Studies have found that Americans trust one another less than they used to, that anxiety and depression in young people has been rising for decades. Clubs and groups from PTAs to the Kiwanis have been suffering from declining membership, and confidence in various institutions from churches to banks is low; the federal government is distrusted perhaps most of all.

Maybe this is what all of that looks like. Americans are disconnected from one another, stressed, angry, convinced that it's other Americans who have been poisoning the country. There are fewer places you can go and talk with others about what you're feeling—actual places, not comment sections or Facebook threads. Those virtual spaces merely magnify your anger and outrage and, maybe, convince you that the other side, the side that gets outraged about all the wrong things, is barely even human.

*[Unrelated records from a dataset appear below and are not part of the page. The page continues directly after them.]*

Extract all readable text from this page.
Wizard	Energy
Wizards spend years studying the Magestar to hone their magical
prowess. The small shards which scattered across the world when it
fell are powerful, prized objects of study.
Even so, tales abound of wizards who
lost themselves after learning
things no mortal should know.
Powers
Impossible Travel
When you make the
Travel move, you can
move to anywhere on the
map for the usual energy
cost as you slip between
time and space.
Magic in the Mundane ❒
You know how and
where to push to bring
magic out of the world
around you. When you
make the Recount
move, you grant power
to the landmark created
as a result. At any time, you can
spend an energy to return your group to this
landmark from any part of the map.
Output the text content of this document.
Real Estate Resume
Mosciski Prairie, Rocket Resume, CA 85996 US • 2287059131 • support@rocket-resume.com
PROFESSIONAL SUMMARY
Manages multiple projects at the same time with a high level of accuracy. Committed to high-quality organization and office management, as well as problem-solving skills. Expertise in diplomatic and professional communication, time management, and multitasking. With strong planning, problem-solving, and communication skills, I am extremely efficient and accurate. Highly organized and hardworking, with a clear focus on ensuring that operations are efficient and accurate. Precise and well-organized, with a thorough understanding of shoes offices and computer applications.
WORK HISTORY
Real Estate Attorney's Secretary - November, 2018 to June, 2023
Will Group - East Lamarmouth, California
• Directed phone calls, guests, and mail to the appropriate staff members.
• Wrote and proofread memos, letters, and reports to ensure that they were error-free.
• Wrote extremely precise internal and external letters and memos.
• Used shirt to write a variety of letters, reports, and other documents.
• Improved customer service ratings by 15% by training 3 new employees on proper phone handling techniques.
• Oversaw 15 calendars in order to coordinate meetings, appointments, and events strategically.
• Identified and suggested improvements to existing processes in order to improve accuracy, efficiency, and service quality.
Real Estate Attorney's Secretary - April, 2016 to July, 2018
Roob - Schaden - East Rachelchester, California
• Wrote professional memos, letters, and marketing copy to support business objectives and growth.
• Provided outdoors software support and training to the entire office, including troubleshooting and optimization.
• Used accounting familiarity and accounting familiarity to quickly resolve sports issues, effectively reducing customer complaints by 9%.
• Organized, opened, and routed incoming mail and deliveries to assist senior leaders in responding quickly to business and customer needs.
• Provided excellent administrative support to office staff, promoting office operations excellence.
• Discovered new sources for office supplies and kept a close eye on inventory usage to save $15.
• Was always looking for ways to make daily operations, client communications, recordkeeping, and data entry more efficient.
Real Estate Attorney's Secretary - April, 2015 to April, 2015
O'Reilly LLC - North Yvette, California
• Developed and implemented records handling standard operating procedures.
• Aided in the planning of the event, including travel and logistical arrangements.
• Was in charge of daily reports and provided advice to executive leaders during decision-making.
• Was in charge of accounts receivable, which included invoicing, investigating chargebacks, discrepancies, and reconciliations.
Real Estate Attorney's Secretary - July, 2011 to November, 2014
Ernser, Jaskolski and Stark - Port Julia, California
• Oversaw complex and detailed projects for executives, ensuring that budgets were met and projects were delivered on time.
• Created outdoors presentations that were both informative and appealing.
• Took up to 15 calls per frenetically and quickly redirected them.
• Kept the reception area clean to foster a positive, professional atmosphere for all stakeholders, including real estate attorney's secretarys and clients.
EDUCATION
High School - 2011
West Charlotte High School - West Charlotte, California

So why not show up by the side of the road to harass Trump supporters? Why not, as three muscled bros did to ATF, chant "Trump is hate!" into a microphone until the police have to separate ATF from you to avoid a physical fight? Why think before you say anything? And if you're ATF, why not try to bait these random people into hitting you? Why not keep ratcheting things up? The cameras are here, the cops are here, it's like a real Donald Trump rally, only maybe better, because now you get to be the star.

The only person who was silent throughout the whole kerfuffle was the other person at the center of it, the donkey man. His name, the Arizona Republic learned, is William Robles, and he shows up often at local protests for migrant rights. Sometimes he goes out with his camera to film sheriff's officers—the local sheriff's department is run by Joe Arpaio, the notoriously "tough-on-crime" anti-immigration hardliner. If there's a sympathetic character on that stretch of road, it's Robles, if only because he didn't escalate matters as everyone around him was doing. You can't yell your way to peace, you can't shout the hate out of anyone, you can't find consensus by screaming. Those aren't lessons that everyone understands, I guess.

"What Donald Trump is doing, he's just showing people the hate, he's hurting the people, he's hurting the public," Robles told the Republic. "It doesn't have to be like that."